Figures supplementary to the research on: Different immune responses in the radiotherapy-sensitive and resistant mouse model
doi: 10.4121/16725733
The purpose of this study was to investigate the different immune responses between relatively radiotherapy-sensitive and -resistant tumor models in vitro and in vivo. Radiotherapy-sensitive CT26WT cell line and -resistant LL2 cell line were irradiated at different doses. Cell viability and expression levels of Sting and IFNb1 were determined in vitro. The corresponding tumor models in C57BL/6 and BALB/c mice were established. Tumor growth, expression levels of immune-related factors IFNb1, PD-1 and PD-L1, and the percentage of tumor-infiltrating lymphocytes (TILs) were measured. In radiotherapy-resistant LL2 model, activated STING pathway, along with improved host immune response was observed. However, programmed cell death proteins was also upregulated in radiotherapy-resistant LL2 model as well. These finding provide molecular basis and rationale to combine radiotherapy and immunotherapy to overcome the radiotherapy-resistant cancer in the clinical setting.
Figure1.
In vitro cell viabilities against different dosages of radiation post-72h between CT26WT and LL2. CT26WT and LL2 were inoculated into 24-well plates and treated with 0Gy, 4Gy, 8Gy, 20Gy, 30Gy, or 8Gy×3 irradiation. After the cells were attached, the plate was placed in an incubator for 72 h (1×103/well). Cell viability is performed by CCK8 and normalized as the percentage of cell viability of 0Gy group (taken as100%).

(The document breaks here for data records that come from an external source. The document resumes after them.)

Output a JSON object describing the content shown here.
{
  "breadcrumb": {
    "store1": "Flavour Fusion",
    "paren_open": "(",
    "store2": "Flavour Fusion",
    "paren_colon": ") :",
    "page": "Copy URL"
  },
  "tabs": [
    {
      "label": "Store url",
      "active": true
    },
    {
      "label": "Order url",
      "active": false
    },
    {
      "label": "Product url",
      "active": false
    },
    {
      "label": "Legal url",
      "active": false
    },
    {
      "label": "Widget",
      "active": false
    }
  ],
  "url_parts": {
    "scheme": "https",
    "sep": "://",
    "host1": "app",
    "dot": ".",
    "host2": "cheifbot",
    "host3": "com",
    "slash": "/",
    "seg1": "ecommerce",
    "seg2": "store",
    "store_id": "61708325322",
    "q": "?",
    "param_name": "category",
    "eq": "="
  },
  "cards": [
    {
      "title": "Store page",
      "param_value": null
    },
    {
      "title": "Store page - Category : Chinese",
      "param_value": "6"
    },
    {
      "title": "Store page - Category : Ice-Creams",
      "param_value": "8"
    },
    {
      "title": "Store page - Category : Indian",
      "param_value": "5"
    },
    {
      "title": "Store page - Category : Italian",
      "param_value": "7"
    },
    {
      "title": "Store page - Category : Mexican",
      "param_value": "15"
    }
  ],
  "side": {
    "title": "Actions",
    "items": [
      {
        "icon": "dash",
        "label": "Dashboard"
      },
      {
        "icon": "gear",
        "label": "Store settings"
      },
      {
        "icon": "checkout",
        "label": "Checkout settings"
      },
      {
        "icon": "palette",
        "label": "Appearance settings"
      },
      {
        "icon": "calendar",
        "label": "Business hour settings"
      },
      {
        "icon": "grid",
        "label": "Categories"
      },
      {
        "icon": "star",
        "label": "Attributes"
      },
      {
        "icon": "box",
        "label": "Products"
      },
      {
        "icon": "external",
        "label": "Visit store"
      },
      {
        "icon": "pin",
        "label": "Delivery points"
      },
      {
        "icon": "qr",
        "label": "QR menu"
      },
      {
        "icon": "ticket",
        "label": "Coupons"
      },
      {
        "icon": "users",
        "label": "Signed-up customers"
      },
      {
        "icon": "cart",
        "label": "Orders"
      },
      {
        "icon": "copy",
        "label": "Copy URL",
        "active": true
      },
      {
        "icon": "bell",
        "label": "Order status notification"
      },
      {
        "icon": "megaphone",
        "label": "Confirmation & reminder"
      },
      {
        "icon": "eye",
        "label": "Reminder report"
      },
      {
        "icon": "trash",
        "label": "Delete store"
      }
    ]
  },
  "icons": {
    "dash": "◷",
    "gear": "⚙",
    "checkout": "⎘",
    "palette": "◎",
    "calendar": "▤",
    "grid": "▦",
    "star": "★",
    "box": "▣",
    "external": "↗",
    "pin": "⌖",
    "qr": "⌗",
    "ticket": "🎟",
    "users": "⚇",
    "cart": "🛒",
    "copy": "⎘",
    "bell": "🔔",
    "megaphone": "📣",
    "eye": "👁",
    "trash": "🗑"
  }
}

Data are expressed as mean±SEM.
Figure2.
Expression of the STING pathway in LL2 and CT26WT cell lines 24 h after different dose of radiation. (A, B) mRNA levels of mouse Ifnb1(mIfnb1) was measured by RT-qPCT in LL2 and CT26WT after exposed with radiation at 0Gy, 8Gy, 20Gy, 30Gy, and 8Gy×3. (C, D) Western blot image and (E, F) quantitative analysis of western blot data of mSting protein in LL2 and CT26WT cell lines 24 h after treatment with 8Gy,20Gy,30Gy,and 8Gy×3 radiation. *P<0.05,**P<0.01.
Figure3.
Tumor growth curves and the expression of the STING pathway in LL2 and CT26WT xenograft mouse model after radiotherapy. (A, B) Tumor growth curves in CT26WT and LL2 mouse model. (C, D) Ifnb1(mIfnb1) mRNA levels expressed in the LL2 and CT26WT mouse models with radiation at 0Gy and 8Gy×3. IFNb1 expression was detected by real-time fluorescent quantitative PCR. *P<0.05,**P<0.01, ****P<0.0001.
Figure 4.
Different activation of immune cells in the LL2 and CT26WT tumor models 5 days post radiation treatment measured by flow cytometry. (A-C) The percentages of dendric cell (DC), T helper cell (Th) and effector T cell in LL2 tumor model; (D-F) the percentage of DC, Th and Effector T cell in CT26WT cell. *P<0.05,**P<0.01.
Figure5.
The expression of PD1 in the infiltrated T cells and expression of PDL1 on tumor cells in LL2 and CT26WT tumor models 5 days post radiation treatment measured by flow. (A, B) PD1 expression of T cells and PDL1 expression of tumor cells in the LL2 tumor model; (C, D) PD1 expression of T cells and PDL1 expression of tumor cells in the CT26WT tumor model. *P<0.05,**P<0.01.
Figure6.
The infiltration of CD8+ cells post-radiotherapy by Immunofluorescence detection. (A, B) In the LL2 tumor model, CD8a+ cells of the control group and of the 8Gy×3 group. (C, D) In the CT26WT tumor model, CD8a+ cells of the control group and of the 8Gy×3 group.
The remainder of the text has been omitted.